Je ne pense pas qu’il y ait une réalité propre à une génération X, Y ou Z ou qu’il y ait des comportements et des compétences spécifiques aux jeunes générations. Depuis les années 1980 et 1990, déjà, la mobilité des travailleurs est plus importante et l’accès aux outils numériques est plus simple. Rien n’indique que cette jeune génération sera forcément plus attirée par une semaine de quatre jours sans baisse de salaire que les plus anciens. Ce qui est par contre intéressant, c’est que cette réduction du temps de travail pourrait modifier fondamentalement l’organisation de notre société.
Un week-end de trois jours par semaine, appelons ça comme cela, suppose un accès aux activités de loisirs, de culture, de formation ou d’éducation permanente. Et donc un appel significatif en matière de ressources. Dans un tel contexte, on peut imaginer que le secteur associatif et culturel connaîtrait un essor important.
A moins que les travailleurs ne mettent à profit ce jour «off» pour arrondir leur fins de mois…
On observe déjà cela dans certaines professions. Les agents de collecte des immondices, par exemple, ont un temps de travail défini par leurs activités. Ces ouvriers se mettent une pression dingue, au risque d’y perdre leur santé, pour finir leur journée le plus tôt possible car c’est pour eux une opportunité d’avoir une deuxième activité professionnelle – souvent souterraine, d’ailleurs – leur permettant de s’assurer un niveau de vie plus confortable.
Nous nous trouvons aujourd’hui dans une nouvelle réalité, celle de travailleurs pauvres. Avec la semaine de quatre jours, il se pourrait que davantage de personnes envisagent de cumuler un temps plein et un autre job à temps partiel.

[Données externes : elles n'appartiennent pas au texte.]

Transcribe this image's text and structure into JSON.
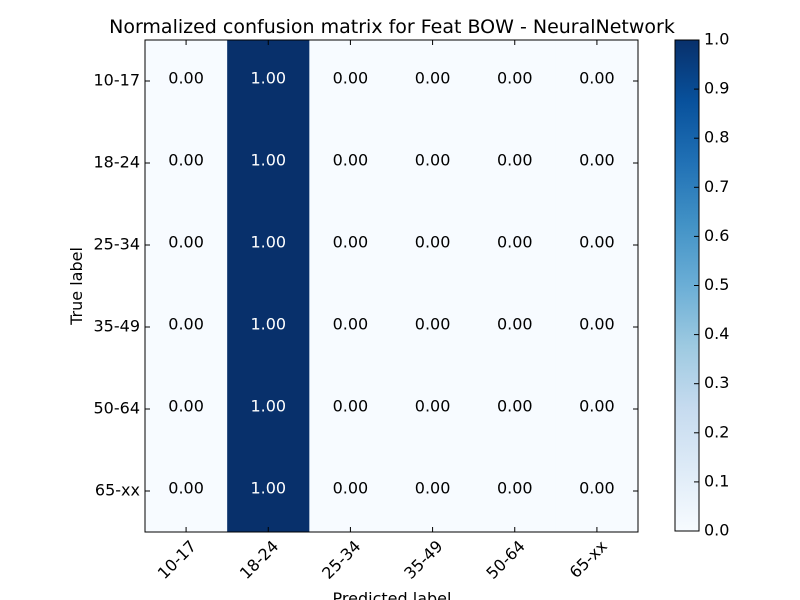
{
  "chart_data": {
    "type": "heatmap",
    "title": "Normalized confusion matrix for Feat BOW - NeuralNetwork",
    "xlabel": "Predicted label",
    "ylabel": "True label",
    "x_categories": [
      "10-17",
      "18-24",
      "25-34",
      "35-49",
      "50-64",
      "65-xx"
    ],
    "y_categories": [
      "10-17",
      "18-24",
      "25-34",
      "35-49",
      "50-64",
      "65-xx"
    ],
    "values": [
      [
        0.0,
        1.0,
        0.0,
        0.0,
        0.0,
        0.0
      ],
      [
        0.0,
        1.0,
        0.0,
        0.0,
        0.0,
        0.0
      ],
      [
        0.0,
        1.0,
        0.0,
        0.0,
        0.0,
        0.0
      ],
      [
        0.0,
        1.0,
        0.0,
        0.0,
        0.0,
        0.0
      ],
      [
        0.0,
        1.0,
        0.0,
        0.0,
        0.0,
        0.0
      ],
      [
        0.0,
        1.0,
        0.0,
        0.0,
        0.0,
        0.0
      ]
    ],
    "cell_labels": [
      [
        "0.00",
        "1.00",
        "0.00",
        "0.00",
        "0.00",
        "0.00"
      ],
      [
        "0.00",
        "1.00",
        "0.00",
        "0.00",
        "0.00",
        "0.00"
      ],
      [
        "0.00",
        "1.00",
        "0.00",
        "0.00",
        "0.00",
        "0.00"
      ],
      [
        "0.00",
        "1.00",
        "0.00",
        "0.00",
        "0.00",
        "0.00"
      ],
      [
        "0.00",
        "1.00",
        "0.00",
        "0.00",
        "0.00",
        "0.00"
      ],
      [
        "0.00",
        "1.00",
        "0.00",
        "0.00",
        "0.00",
        "0.00"
      ]
    ],
    "colorbar": {
      "range": [
        0.0,
        1.0
      ],
      "tick_labels": [
        "0.0",
        "0.1",
        "0.2",
        "0.3",
        "0.4",
        "0.5",
        "0.6",
        "0.7",
        "0.8",
        "0.9",
        "1.0"
      ],
      "colormap": "Blues",
      "low_color": "#f7fbff",
      "high_color": "#08306b"
    },
    "colors": {
      "text_on_light": "#000000",
      "text_on_dark": "#ffffff",
      "frame": "#000000"
    }
  }
}
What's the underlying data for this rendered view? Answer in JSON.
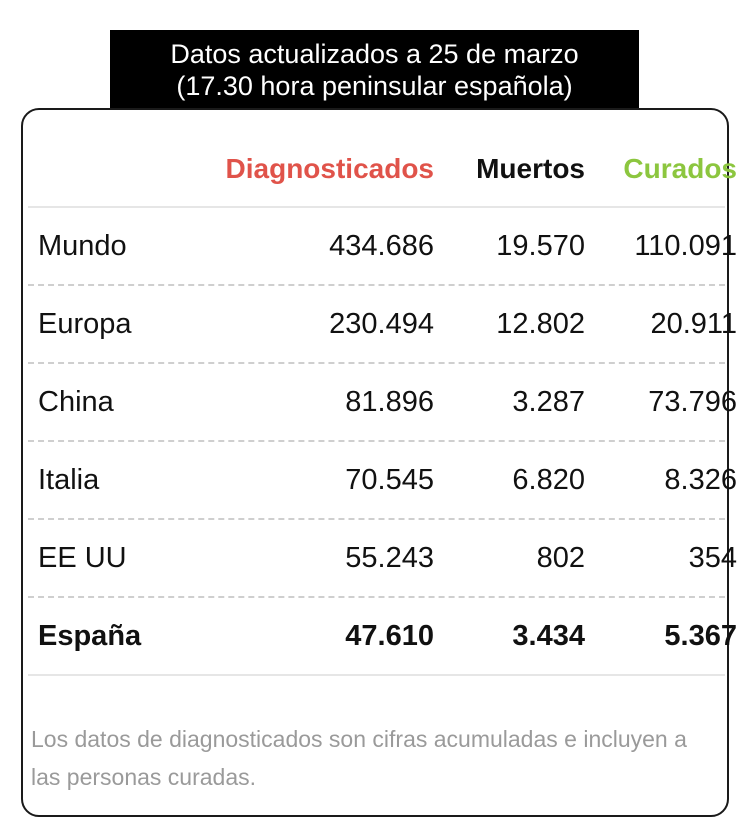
{
  "header": {
    "line1": "Datos actualizados a 25 de marzo",
    "line2": "(17.30 hora peninsular española)"
  },
  "table": {
    "columns": {
      "diagnosticados": "Diagnosticados",
      "muertos": "Muertos",
      "curados": "Curados"
    },
    "rows": [
      {
        "name": "Mundo",
        "diagnosticados": "434.686",
        "muertos": "19.570",
        "curados": "110.091"
      },
      {
        "name": "Europa",
        "diagnosticados": "230.494",
        "muertos": "12.802",
        "curados": "20.911"
      },
      {
        "name": "China",
        "diagnosticados": "81.896",
        "muertos": "3.287",
        "curados": "73.796"
      },
      {
        "name": "Italia",
        "diagnosticados": "70.545",
        "muertos": "6.820",
        "curados": "8.326"
      },
      {
        "name": "EE UU",
        "diagnosticados": "55.243",
        "muertos": "802",
        "curados": "354"
      },
      {
        "name": "España",
        "diagnosticados": "47.610",
        "muertos": "3.434",
        "curados": "5.367"
      }
    ]
  },
  "footnote": "Los datos de diagnosticados son cifras acumuladas e incluyen a las personas curadas.",
  "colors": {
    "diagnosticados": "#e0534a",
    "muertos": "#111111",
    "curados": "#8cc63f"
  }
}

Ce n’est donc pas vraiment une solution pour limiter le burnout et résoudre le problème de perte de sens au travail?
La pression étant plus aiguë, vu le temps de travail plus court, il n’est pas impossible que, paradoxalement, certains risques psychosociaux liés au harcèlement, au burnout et à la perte de sens, s’accentuent. Les risques physiques, par contre, pourraient diminuer. Un employé qui gère une caisse dans une grande surface doit garder une posture physique contraignante et peut ressentir des douleurs. S’il y a moins de tensions sur le corps, il est clair que la personne souffrira moins.
Enfin, il ne faut pas oublier que le burnout est lié à un phénomène apparu dans les années 1980 et qui caractérise aujourd’hui nos sociétés occidentales: l’individualisation de plus en plus forte de nos rapports au travail. Les relations collectives du travail traitent de plus en plus de cas individuels et de moins en moins des conditions de travail en général. La demande sociale qui nous est faite est davantage liée à la performance du sujet.